Head of Oil and Gas Research, Renaissance Capital, lldar Davletshin, tasked the Buhari government to use its mandate to implement much-needed reforms in the oil and gas sector, which continues to be the driving force behind the economy. “While it is unlikely that Nigeria will escape its dependence on the sector, there is clear potential for the country to strengthen its oil and gas industry and develop a more diversified and balanced economy, following the successful models of resource-rich countries such as Canada, Norway and Australia,” he said.
He added: “It is essential that the new administration avoids making the same mistakes as most other emerging nations and does not launch a complete overhaul.
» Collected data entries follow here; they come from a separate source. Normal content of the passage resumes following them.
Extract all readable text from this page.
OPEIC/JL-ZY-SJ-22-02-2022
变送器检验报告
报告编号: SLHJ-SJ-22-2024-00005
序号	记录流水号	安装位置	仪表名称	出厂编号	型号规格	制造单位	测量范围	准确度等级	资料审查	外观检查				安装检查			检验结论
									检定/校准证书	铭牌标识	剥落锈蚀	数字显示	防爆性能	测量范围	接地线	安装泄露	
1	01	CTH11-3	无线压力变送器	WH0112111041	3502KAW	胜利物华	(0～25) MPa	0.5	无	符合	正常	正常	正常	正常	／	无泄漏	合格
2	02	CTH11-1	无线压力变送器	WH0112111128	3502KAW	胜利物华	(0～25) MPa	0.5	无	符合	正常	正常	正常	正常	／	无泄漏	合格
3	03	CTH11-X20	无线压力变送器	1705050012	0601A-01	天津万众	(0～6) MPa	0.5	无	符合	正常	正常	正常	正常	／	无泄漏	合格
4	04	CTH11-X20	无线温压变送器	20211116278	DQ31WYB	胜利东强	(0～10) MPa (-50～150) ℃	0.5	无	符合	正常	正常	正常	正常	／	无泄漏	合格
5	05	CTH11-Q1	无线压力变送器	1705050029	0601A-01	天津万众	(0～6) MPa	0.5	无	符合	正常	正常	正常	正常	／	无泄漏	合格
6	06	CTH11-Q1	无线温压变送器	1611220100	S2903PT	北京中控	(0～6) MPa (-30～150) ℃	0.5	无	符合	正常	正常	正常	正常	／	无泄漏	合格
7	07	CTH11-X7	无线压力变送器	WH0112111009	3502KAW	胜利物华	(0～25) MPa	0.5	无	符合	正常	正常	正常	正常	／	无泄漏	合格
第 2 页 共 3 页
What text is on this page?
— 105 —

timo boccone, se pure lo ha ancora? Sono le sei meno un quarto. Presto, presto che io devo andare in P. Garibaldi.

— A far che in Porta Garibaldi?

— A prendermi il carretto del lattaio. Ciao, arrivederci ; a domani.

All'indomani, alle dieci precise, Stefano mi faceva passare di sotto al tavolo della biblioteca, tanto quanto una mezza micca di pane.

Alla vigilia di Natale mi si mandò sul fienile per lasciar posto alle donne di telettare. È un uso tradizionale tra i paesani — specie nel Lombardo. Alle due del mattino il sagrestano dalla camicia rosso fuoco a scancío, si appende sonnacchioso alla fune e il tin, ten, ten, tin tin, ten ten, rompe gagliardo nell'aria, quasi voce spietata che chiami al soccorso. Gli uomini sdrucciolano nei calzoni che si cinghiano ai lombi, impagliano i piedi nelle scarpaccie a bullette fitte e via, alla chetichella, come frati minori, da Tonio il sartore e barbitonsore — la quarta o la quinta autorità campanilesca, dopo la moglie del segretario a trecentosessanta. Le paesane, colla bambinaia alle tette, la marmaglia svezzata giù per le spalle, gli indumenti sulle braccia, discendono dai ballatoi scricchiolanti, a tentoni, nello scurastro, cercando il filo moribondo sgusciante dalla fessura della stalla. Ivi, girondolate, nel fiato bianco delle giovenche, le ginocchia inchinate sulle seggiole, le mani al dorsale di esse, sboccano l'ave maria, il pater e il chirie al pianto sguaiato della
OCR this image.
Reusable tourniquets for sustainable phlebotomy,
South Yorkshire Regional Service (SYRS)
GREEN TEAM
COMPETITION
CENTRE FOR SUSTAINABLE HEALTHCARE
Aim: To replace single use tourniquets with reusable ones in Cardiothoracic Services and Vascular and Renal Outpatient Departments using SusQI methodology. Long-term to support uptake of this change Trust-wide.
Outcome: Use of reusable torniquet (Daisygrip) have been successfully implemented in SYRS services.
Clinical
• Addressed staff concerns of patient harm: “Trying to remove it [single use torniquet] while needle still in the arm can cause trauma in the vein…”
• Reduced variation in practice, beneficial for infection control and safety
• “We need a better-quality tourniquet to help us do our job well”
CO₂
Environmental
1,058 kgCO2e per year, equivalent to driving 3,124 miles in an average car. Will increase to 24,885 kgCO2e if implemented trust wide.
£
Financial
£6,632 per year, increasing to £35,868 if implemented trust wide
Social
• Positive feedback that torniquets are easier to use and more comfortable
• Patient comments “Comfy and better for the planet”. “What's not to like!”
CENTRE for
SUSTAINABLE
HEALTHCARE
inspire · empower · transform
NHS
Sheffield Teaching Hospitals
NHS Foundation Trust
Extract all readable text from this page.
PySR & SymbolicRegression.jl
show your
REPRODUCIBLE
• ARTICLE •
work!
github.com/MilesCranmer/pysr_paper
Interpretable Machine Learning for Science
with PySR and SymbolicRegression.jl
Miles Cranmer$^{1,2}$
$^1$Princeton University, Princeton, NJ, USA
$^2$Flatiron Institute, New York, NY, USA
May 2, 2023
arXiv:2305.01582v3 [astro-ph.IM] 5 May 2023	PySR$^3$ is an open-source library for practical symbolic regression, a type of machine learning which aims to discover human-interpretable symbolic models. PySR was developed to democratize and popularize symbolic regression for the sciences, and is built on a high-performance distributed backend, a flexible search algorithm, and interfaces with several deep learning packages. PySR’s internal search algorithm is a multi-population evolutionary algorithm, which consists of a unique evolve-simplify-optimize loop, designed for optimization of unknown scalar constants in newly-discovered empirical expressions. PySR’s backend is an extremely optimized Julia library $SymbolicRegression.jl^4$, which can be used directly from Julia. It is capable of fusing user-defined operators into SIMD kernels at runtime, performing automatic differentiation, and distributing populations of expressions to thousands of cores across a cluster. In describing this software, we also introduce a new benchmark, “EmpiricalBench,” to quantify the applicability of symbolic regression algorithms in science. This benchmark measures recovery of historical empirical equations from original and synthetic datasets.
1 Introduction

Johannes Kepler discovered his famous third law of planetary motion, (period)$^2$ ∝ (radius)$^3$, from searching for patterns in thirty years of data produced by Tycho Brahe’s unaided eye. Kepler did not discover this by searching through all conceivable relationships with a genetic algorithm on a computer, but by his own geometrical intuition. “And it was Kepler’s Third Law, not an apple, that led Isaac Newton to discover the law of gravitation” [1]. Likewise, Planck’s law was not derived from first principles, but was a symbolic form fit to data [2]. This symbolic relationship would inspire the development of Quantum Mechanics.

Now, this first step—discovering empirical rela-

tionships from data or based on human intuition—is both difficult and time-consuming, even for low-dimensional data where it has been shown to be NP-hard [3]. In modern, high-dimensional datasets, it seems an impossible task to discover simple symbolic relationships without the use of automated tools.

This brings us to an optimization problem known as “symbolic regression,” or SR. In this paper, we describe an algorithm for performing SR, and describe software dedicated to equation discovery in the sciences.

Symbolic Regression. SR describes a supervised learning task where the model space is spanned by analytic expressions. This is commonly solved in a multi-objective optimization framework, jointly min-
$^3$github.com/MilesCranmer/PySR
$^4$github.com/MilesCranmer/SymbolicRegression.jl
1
Nigerian taxes for onshore production are in the highest quartile globally, so some easing could make sense, especially in the weaker oil price environment”.
In the same vein, the International Association for Energy Economics (IAEE), while supporting reforms in the sector, warned that the rationale for such reforms should be to enhance the sustainability of petroleum wealth that would impact all stakeholders.
In a paper entitled, “An Appraisal of Oil and Gas Industry Reform and Institutional Restructuring in Nigeria”, the association said, “the rationale for restructuring the oil and gas sector in a petroleum dependent economy like Nigeria should be to enhance the sustainability of petroleum wealth and its impact on all stakeholders. Undergoing such reforms presupposes that the current state of the industry is inefficient in service deliveries and ineffective at promoting society’s welfare objectives. This notwithstanding, such reforms or restructuring must not only focus on enhancing industry effectiveness and efficiency, it must be mindful of equity issues with respect to wealth distribution among all stakeholders – governments, communities and operators.”
IAEE noted that a prompt passage of the PIB, provision of infrastructure and security for oil installations across the country would be a good start. And these are what government can do to support the industry.